This collection consists of a commonplace book (approximately 50 pages) compiled by Ann Greene after 1790, and an account of a 44-day voyage John Grew and his family took from Liverpool to Boston in the summer of 1795. The 22-page travel diary also includes an 8-page copy of a letter Mary Grew, John Grew's mother, wrote to her family in England upon her arrival in Boston.
Ann Greene's commonplace book has two parts: 33 pages of transcribed poetry (24 poems) begin at the front cover, and 15 additional pages of personal reflections and letter drafts begin at the back cover. Much of the poetry was originally written by British authors whose work circulated widely in the eighteenth century, such as James Boswell, James Thomson, William Cowper, and Elizabeth Singer Rowe. Greene occasionally recorded the volume and page from which she transcribed poems. The other portion of the volume contains personal resolutions about making good use of one's time, interspersed with light-hearted notes about beaux or friends.

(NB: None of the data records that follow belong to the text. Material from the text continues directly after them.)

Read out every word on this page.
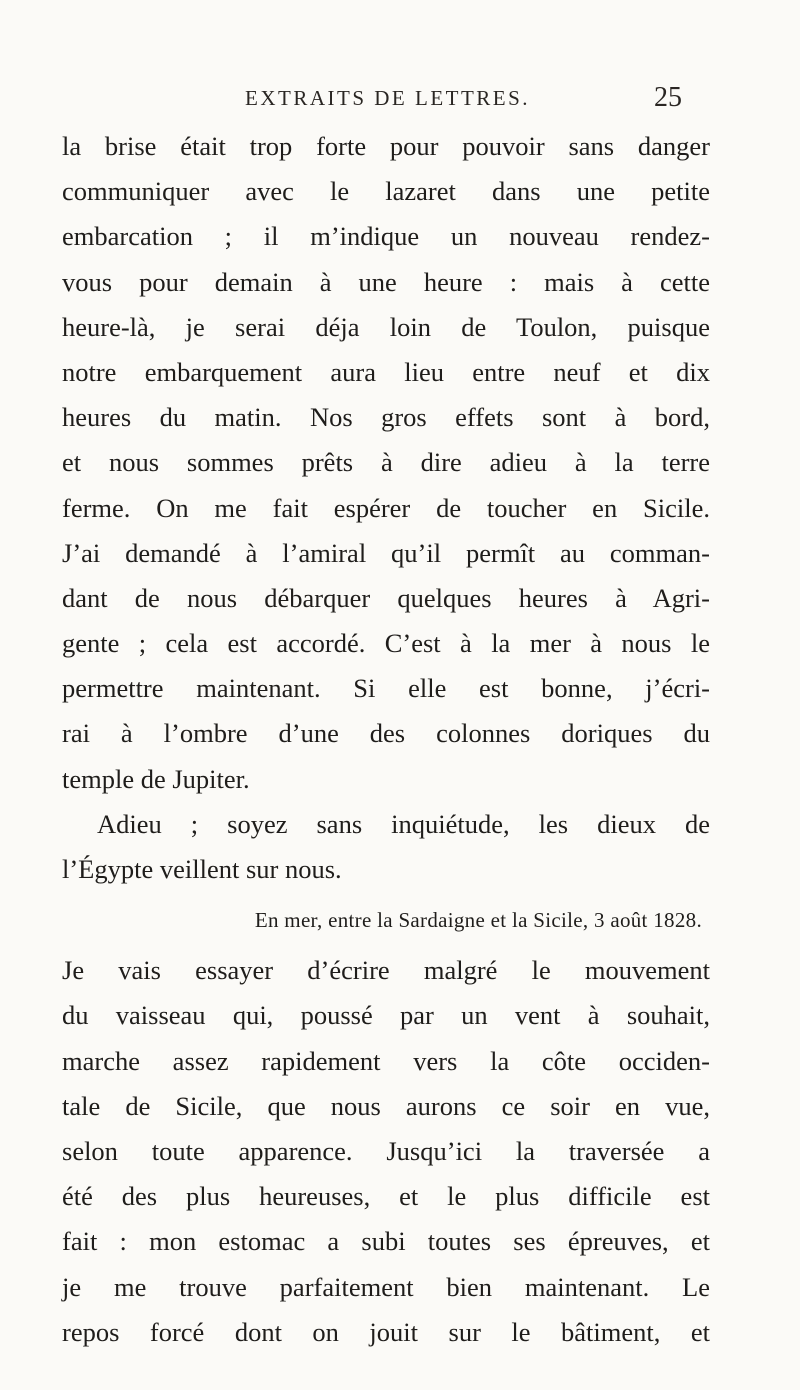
EXTRAITS DE LETTRES.	25
la brise était trop forte pour pouvoir sans danger
communiquer avec le lazaret dans une petite
embarcation ; il m’indique un nouveau rendez-
vous pour demain à une heure : mais à cette
heure-là, je serai déja loin de Toulon, puisque
notre embarquement aura lieu entre neuf et dix
heures du matin. Nos gros effets sont à bord,
et nous sommes prêts à dire adieu à la terre
ferme. On me fait espérer de toucher en Sicile.
J’ai demandé à l’amiral qu’il permît au comman-
dant de nous débarquer quelques heures à Agri-
gente ; cela est accordé. C’est à la mer à nous le
permettre maintenant. Si elle est bonne, j’écri-
rai à l’ombre d’une des colonnes doriques du
temple de Jupiter.
Adieu ; soyez sans inquiétude, les dieux de
l’Égypte veillent sur nous.
En mer, entre la Sardaigne et la Sicile, 3 août 1828.
Je vais essayer d’écrire malgré le mouvement
du vaisseau qui, poussé par un vent à souhait,
marche assez rapidement vers la côte occiden-
tale de Sicile, que nous aurons ce soir en vue,
selon toute apparence. Jusqu’ici la traversée a
été des plus heureuses, et le plus difficile est
fait : mon estomac a subi toutes ses épreuves, et
je me trouve parfaitement bien maintenant. Le
repos forcé dont on jouit sur le bâtiment, et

The travel diary records the Grew family's emigration from Birmingham England, to Boston, Massachusetts, in 1795. Daily entries, written between May 23 and July 8, 1795, detail several aspects of the voyage, such as the weather, passing ships, maritime wildlife, and the ship's progress. The diarist also mentioned an instance when another vessel mistook their ship for a French privateer, and the effects of a tumultuous storm.
The final 8 pages contain a copy of a letter Mary Coltman Grew (1756-1834) wrote to her mother in England from Boston, Massachusetts (July 24, 1795). She detailed her initial impressions of the city and of local customs. Among other topics, she reflected on the climate, housing, servants, dress, food, and religious customs. She also related an anecdote about Benjamin Franklin, who reportedly distributed printed cards to strangers in order to preempt any inquiries about him.